November 21, 2019 / 11:14 AM / 23 days ago

More U.S. children die in mass shootings at home than at school: study

AUSTIN, Texas (Reuters) - Three out of four U.S. children and teenagers killed in mass shootings over the past decade were victims of domestic violence and generally died in their homes, according to a study released on Thursday by the gun control group Everytown. here

FILE PHOTO: A "wall of Demand" mural and video message created by Manuel Oliver, father of Joaquin Oliver, one of 17 people killed in the 2018 school shooting at Marjory Stoneman Douglas High School in Parkland, Florida, is seen shortly after it's unveiling on the one year anniversary of the mass shooting in New York City, New York, U.S., February 14, 2019. REUTERS/Mike Segar

While the specter of school shootings looms darkly in the minds of American parents who remember massacres in Newtown, Connecticut; Parkland, Florida, and around the country, the group’s review of shootings from 2009 through 2018 found that far more children were killed in their own homes.

“These are not random acts of violence, yet people have the perception that the killings come out of nowhere,” said Sarah Burd-Sharps, Everytown’s research director. “That is simply not the truth.”
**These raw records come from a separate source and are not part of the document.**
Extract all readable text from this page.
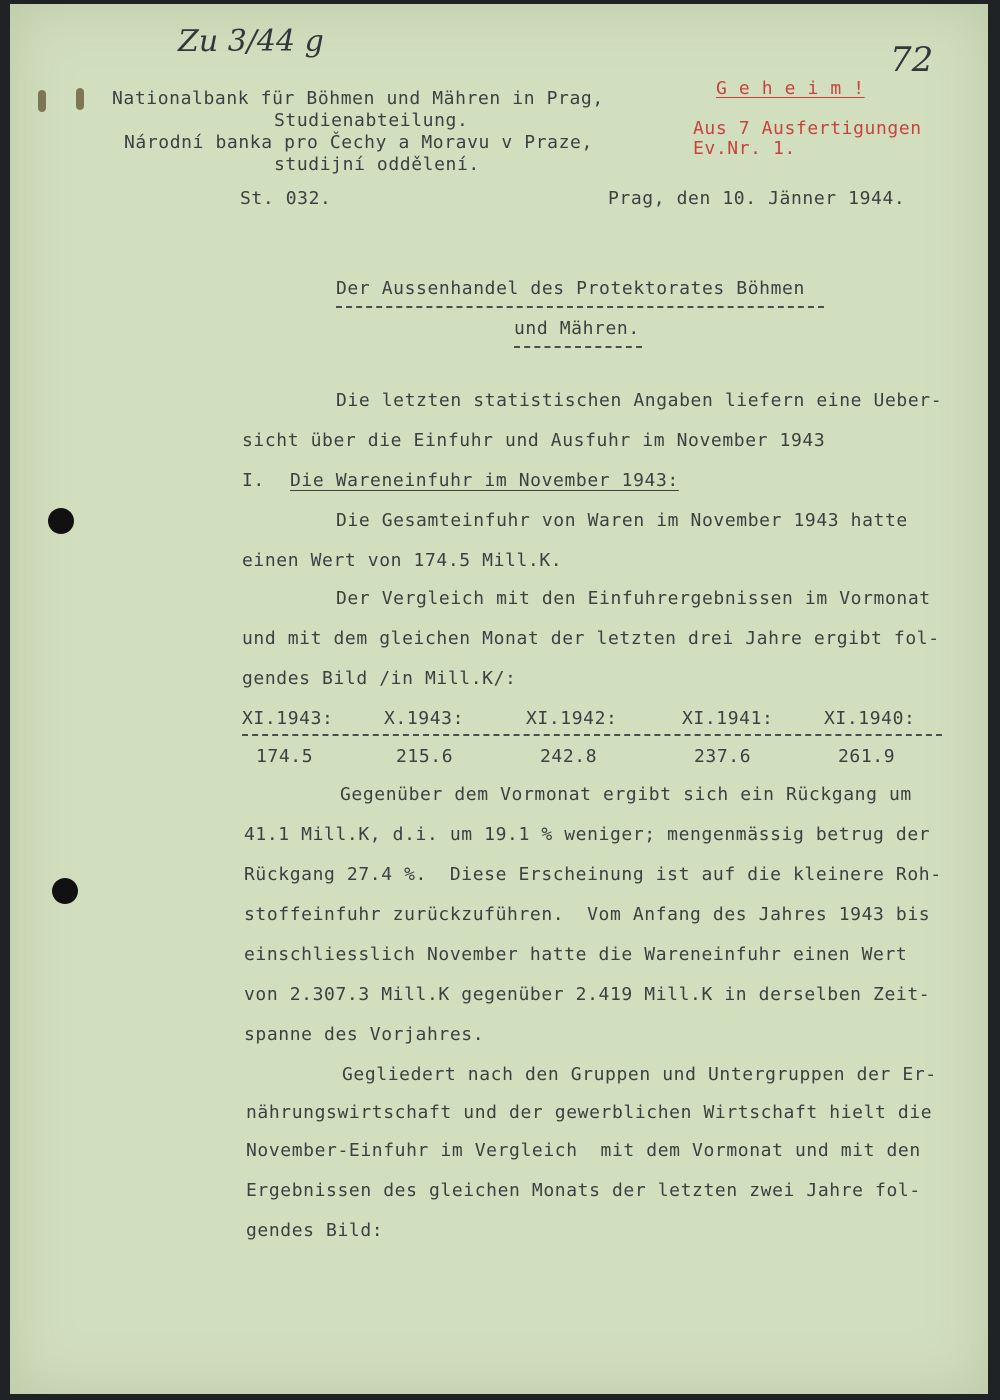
Zu 3/44 g	72
Nationalbank für Böhmen und Mähren in Prag,
Studienabteilung.
Národní banka pro Čechy a Moravu v Praze,
studijní oddělení.
G e h e i m !
Aus 7 Ausfertigungen
Ev.Nr. 1.
St. 032.	Prag, den 10. Jänner 1944.
Der Aussenhandel des Protektorates Böhmen
und Mähren.
Die letzten statistischen Angaben liefern eine Ueber-
sicht über die Einfuhr und Ausfuhr im November 1943
I. Die Wareneinfuhr im November 1943:
Die Gesamteinfuhr von Waren im November 1943 hatte
einen Wert von 174.5 Mill.K.
Der Vergleich mit den Einfuhrergebnissen im Vormonat
und mit dem gleichen Monat der letzten drei Jahre ergibt fol-
gendes Bild /in Mill.K/:
XI.1943:	X.1943:	XI.1942:	XI.1941:	XI.1940:
174.5	215.6	242.8	237.6	261.9
Gegenüber dem Vormonat ergibt sich ein Rückgang um
41.1 Mill.K, d.i. um 19.1 % weniger; mengenmässig betrug der
Rückgang 27.4 %.  Diese Erscheinung ist auf die kleinere Roh-
stoffeinfuhr zurückzuführen.  Vom Anfang des Jahres 1943 bis
einschliesslich November hatte die Wareneinfuhr einen Wert
von 2.307.3 Mill.K gegenüber 2.419 Mill.K in derselben Zeit-
spanne des Vorjahres.
Gegliedert nach den Gruppen und Untergruppen der Er-
nährungswirtschaft und der gewerblichen Wirtschaft hielt die
November-Einfuhr im Vergleich  mit dem Vormonat und mit den
Ergebnissen des gleichen Monats der letzten zwei Jahre fol-
gendes Bild:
The Everytown report, based on police and court records as well as media reports, found that 54% of mass shootings involved the shooter killing a family member or an intimate partner.

A total of 1,121 people were killed in 194 mass shootings in the decade examined, and one-third of those were children or teenagers.

Nearly two-thirds of all mass shootings took place entirely inside homes, the study found.

Burd-Sharps said Everytown hoped its report would help the public gain more understanding about the statistical realities of mass shootings, which it defines as an incident in which at least four people are killed, excluding the shooter.

The federal government and other groups set a lower threshold for what constitutes a mass shooting. Those definitions can result in higher totals than Everytown’s count.

Only 1% of the nearly 35,000 gun deaths averaged in the United States each year in the past decade involved mass shootings, but Burd-Sharps said she believed public interest in them could help propel gun-safety legislation that could cut gun deaths across the board.

At the top of Everytown’s wish list was a “red flag” law that would allow family members or law enforcement officers to petition a judge to seize firearms from a person they think is a threat to themselves or others.

The group also believed a comprehensive federal law requiring background checks on all gun sales would quickly be effective in decreasing gun deaths.

The link between domestic violence in mass shootings was seen this week in San Diego, California, when a man who had a restraining order against him killed his wife and three of their four young sons before taking his own life.

“When you look at all these cases of kids who lost their lives, if some family member had been able to heed the warning signs and temporarily had guns removed from the home, many of those children would still be alive,” Burd-Sharps said.